Bailout or Bust: Sould Companies too Big to Fail be Broken up?
Before I start I will confess that economics is not a field that has offered me much interest, but with our current economic environment where we have financial firms that are “Too Big to Fail” I have to take another look and ask myself is a Bank or other financial firm that is too big to let fail, too big to let exist?
Back when I was in High School it seemed that it was explained to me that we had laws that prevented these types of super firms from forming. I remember that back during the Great Depression that government did things like “Trust Busting” and braking up monopolies.
One law that was put in place during the Great Depression was known as the Banking Act of 1933 though commonly called the Second Glass-Steagall Act or just Glass-Steagall Act. This act provided a separation of bank types according to there business, and it prevented a commercial bank from merging with an investment bank, or with an insurance firm.
This law sould have prevented the formation of firms like AIG or City Group among others, but in 1999 congress passed the Gramm-Leach-Bliley (Named for the Bill’s key supporters in congress) Act which removed the separation of banking types, and allowed these super firms to develop.
The question before us now is what do we do with these super firms that have so pervaded our nation’s financial system that it would be devastating to us should we let them fail? Should they continue as the super firms that they are or sould we go back to the days of banking regulation, and trust busting and break them down into less dangerous entities?
What do you think?



Monopoly Money
Disclaimer: IANAB/EM (I Am Not A Banking/Econ Major)
The trouble is that ironically, the companies aren't really breaking any laws. There aren't trusts or monopolies, since there are dozens of players competing in the market (Citi, Wells Fargo, BoA, etc.) they're just really, really big.

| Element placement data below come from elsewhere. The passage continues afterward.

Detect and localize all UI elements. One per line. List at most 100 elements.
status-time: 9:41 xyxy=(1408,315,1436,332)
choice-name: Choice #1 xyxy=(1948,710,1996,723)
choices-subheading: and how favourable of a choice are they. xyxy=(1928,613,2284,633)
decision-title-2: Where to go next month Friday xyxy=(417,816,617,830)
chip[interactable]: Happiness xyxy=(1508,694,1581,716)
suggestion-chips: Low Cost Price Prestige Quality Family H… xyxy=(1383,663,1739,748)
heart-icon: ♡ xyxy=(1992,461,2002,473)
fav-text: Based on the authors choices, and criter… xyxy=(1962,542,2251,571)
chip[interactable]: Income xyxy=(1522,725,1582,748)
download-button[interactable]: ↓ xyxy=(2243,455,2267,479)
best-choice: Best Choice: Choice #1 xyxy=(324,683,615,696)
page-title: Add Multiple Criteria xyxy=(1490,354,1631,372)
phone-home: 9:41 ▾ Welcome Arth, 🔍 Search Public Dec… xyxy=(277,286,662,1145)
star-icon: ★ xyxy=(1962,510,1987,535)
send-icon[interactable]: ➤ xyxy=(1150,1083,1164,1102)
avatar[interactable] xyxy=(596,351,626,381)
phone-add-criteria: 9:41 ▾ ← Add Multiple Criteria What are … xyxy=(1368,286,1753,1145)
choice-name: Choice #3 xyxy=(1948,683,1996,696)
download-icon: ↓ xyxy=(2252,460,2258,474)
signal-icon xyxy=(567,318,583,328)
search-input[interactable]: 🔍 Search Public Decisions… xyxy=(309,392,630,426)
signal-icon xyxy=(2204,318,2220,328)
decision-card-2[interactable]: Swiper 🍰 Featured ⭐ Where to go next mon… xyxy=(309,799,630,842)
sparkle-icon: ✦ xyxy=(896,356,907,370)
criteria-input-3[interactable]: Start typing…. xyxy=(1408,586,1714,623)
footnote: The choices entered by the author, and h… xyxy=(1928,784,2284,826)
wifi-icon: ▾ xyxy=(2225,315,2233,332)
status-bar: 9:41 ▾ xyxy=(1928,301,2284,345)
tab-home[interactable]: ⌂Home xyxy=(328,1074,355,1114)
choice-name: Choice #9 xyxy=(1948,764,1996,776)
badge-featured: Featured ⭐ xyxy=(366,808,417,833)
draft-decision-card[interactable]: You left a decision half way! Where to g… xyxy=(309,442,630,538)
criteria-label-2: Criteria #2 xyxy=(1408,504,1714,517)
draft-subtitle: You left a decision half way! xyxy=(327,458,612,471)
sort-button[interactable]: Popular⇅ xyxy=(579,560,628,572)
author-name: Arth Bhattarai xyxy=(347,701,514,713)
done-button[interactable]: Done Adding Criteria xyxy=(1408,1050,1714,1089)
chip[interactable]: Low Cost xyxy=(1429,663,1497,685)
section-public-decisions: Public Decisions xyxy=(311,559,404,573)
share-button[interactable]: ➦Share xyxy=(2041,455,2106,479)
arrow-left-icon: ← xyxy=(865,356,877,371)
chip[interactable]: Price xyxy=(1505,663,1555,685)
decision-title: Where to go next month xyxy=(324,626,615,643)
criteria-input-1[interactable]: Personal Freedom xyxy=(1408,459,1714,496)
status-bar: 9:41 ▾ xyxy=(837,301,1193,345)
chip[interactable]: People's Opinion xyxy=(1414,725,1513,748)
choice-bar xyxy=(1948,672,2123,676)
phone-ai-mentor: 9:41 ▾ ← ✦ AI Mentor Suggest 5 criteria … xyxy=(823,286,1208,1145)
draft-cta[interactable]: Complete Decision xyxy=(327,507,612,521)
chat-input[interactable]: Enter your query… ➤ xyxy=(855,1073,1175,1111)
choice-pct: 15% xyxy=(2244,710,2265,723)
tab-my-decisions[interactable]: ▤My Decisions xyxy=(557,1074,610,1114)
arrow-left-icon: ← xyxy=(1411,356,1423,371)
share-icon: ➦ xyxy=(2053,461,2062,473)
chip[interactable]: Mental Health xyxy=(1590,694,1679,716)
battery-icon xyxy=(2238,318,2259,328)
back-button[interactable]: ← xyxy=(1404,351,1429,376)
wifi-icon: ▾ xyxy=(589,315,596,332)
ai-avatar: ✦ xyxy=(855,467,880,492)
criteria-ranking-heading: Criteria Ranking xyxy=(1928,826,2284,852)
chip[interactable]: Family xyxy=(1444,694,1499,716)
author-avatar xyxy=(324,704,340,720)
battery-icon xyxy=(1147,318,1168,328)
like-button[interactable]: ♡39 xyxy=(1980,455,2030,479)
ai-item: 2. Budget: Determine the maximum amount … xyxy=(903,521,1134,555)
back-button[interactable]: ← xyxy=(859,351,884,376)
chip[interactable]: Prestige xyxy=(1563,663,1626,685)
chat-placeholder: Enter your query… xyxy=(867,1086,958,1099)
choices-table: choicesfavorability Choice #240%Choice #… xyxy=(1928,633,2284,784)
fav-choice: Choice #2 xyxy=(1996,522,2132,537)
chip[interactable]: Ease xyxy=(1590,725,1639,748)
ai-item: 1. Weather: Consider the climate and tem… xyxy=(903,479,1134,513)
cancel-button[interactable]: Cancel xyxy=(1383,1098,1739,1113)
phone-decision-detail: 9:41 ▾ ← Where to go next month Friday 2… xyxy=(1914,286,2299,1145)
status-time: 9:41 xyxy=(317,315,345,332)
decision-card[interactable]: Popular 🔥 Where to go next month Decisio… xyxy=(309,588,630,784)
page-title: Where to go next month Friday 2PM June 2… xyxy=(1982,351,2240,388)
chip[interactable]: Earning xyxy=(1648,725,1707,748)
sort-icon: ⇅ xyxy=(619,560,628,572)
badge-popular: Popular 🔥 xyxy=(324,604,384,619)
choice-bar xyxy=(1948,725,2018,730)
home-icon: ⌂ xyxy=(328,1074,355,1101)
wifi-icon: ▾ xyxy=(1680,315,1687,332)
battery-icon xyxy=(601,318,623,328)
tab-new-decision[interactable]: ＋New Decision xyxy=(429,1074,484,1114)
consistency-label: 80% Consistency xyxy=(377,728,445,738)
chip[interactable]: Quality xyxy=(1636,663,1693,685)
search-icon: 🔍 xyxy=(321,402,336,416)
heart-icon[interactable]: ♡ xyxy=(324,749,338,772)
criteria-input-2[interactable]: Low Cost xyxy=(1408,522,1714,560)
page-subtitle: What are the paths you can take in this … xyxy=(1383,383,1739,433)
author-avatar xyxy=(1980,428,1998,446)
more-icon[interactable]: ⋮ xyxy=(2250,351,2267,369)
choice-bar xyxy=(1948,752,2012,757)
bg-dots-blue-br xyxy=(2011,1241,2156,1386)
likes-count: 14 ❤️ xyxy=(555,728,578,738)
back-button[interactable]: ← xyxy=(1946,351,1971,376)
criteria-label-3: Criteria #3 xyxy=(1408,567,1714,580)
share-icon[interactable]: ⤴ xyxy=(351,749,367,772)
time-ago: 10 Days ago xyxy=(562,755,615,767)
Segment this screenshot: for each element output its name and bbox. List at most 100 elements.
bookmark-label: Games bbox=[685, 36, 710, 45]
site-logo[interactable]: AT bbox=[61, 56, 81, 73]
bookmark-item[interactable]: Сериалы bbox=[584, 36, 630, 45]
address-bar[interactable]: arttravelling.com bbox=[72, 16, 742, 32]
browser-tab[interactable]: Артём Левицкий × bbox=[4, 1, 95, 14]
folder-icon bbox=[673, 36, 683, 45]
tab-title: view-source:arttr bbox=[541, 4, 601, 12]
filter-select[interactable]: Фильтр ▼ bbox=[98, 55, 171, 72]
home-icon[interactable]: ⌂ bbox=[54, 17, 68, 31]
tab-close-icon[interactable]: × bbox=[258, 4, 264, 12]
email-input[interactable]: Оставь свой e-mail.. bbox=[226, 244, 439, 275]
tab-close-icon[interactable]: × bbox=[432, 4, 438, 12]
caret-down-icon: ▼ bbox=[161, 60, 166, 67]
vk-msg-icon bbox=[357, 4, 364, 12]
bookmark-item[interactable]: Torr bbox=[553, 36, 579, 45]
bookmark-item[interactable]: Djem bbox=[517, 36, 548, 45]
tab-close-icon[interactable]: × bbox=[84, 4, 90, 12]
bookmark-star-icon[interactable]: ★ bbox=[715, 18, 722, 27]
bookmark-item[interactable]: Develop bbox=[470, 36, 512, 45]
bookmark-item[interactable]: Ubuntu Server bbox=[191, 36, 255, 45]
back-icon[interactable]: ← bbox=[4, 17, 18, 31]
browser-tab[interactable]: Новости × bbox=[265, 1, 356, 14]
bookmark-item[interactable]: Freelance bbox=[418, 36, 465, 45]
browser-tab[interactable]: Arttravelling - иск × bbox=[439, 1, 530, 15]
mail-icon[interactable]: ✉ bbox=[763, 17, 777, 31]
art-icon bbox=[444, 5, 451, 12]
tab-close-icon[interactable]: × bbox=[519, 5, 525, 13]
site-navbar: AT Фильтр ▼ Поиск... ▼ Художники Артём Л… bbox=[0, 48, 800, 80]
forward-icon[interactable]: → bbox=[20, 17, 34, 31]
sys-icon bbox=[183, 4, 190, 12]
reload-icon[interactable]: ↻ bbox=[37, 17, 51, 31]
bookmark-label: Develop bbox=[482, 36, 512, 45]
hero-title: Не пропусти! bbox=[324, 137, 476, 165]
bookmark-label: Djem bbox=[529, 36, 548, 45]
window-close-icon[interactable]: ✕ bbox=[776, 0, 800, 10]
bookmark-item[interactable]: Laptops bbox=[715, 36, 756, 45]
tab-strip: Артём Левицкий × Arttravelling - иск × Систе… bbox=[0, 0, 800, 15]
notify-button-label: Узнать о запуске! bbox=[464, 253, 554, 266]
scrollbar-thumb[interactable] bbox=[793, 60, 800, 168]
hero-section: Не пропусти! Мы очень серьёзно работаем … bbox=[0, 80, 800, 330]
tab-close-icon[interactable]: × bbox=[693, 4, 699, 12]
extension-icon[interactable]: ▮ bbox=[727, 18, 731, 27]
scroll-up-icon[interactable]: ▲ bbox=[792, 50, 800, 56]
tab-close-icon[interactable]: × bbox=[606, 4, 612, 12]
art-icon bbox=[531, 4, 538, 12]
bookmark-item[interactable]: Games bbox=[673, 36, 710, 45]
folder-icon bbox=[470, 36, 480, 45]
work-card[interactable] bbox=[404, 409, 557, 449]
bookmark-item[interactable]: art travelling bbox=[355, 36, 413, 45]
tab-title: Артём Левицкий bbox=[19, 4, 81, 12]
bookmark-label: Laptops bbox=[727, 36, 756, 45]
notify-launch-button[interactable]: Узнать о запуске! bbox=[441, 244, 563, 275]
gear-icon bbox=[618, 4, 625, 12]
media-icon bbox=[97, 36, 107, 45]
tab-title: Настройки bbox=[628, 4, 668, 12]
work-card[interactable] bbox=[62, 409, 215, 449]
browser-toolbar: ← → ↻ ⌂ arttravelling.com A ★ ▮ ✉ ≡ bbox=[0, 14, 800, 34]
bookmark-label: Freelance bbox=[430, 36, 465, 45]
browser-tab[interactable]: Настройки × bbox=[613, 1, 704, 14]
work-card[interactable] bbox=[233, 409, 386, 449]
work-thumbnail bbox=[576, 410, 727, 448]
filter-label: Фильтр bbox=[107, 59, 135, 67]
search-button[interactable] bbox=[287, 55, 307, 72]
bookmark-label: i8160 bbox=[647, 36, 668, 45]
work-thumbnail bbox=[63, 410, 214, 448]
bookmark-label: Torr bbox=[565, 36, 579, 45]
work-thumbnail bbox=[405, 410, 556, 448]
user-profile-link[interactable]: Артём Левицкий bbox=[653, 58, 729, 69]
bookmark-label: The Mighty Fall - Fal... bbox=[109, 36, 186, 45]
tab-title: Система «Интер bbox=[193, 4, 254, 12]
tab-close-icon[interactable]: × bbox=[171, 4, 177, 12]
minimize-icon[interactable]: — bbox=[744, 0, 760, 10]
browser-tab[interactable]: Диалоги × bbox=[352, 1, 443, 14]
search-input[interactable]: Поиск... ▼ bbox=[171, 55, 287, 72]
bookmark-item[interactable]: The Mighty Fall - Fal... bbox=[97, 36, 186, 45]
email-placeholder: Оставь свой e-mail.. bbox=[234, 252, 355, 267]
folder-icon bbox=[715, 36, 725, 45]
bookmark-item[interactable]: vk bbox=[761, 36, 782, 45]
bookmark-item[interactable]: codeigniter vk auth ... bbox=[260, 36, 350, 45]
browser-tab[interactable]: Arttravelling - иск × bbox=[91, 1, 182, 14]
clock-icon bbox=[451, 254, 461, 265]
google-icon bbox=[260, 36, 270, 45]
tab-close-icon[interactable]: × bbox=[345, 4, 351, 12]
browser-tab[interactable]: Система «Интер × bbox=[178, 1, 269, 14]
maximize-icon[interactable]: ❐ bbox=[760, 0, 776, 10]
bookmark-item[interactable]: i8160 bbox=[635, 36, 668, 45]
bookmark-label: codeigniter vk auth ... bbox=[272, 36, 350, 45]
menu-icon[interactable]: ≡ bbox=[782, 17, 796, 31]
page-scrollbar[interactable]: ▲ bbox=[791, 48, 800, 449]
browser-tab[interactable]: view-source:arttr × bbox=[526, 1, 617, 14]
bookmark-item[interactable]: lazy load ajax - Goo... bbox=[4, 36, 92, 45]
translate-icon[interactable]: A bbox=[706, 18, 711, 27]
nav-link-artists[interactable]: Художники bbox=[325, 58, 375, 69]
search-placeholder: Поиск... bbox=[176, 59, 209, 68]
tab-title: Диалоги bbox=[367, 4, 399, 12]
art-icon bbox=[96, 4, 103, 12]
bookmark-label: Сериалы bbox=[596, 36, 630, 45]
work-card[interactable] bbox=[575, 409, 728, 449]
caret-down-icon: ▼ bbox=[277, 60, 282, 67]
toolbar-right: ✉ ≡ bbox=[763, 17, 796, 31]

It's their size that is causing the issue. Although there are side-effects from the banks' merging of investment and traditional banking, the real issue is bad investments, by the banks themselves and their consumer investment bank counterparts.
When you go to your local Wells Fargo branch, they'll give you .5% (or whatever) on your savings account. Based on the premise that you won't be pulling all of that money out, they use that money to loan to other customers for mortgages, etc for a higher interest rate then they're paying you. Nothing new to you I'm sure.
The thing is that until recently, mortgages were considered a pretty sound investment for a bank. They had a relatively low rate of default (compared to car or personal loans for example) and were guaranteed by the value of the property itself.
This created a secondary market in which other banks, especially investment banks, would effectively 'buy' the loan. Wells Fargo is happy to take a smaller cut of the interest now rather than wait for the interest payments to come in over time- and now the money is available for Wells Fargo to issue more mortgages. These investments were considered so safe that even the most conservative of mutual funds held a significant portion of their investments in "mortgage-backed securities."
But the banks made some bad decisions as to whom they should lend that money. A lot of bad decisions. The banks were passing out money to anyone who would take it, especially to the 'sub-prime' market, who would have normally be considered a bad risk. Banks would even (illegally) inflate the appraisal values of the home to help ensure the borrower would do business with the bank, they would even offer low rate Adjustable Rate Mortgages with absurdly low payments, assuring their customers that they would be able to refinance before the rate adjusted to the higher interest rate a few years later.
Then the bottom fell out. Those loans started adjusting, and people started defaulting. The houses weren't worth the amount of the loan, and banks had to eat the difference. And it was a big difference. Suddenly those mortgage-backed securities..weren't. Investors started loosing money in a big way. Not just here in the States, but elsewhere too. Americans weren't the only ones who invested in these securities, and the entire global economy soon took one giant crap in the punchbowl.
Hundreds of banks with millions of investors, all working on a global scale. It's the sheer size of these networks that caused the impact they did, and I can think of no amount of legislation that can change that.
But of course, it's just Sunday night, and I'm bored.
Any Econ or Banking majors should feel free to chip in.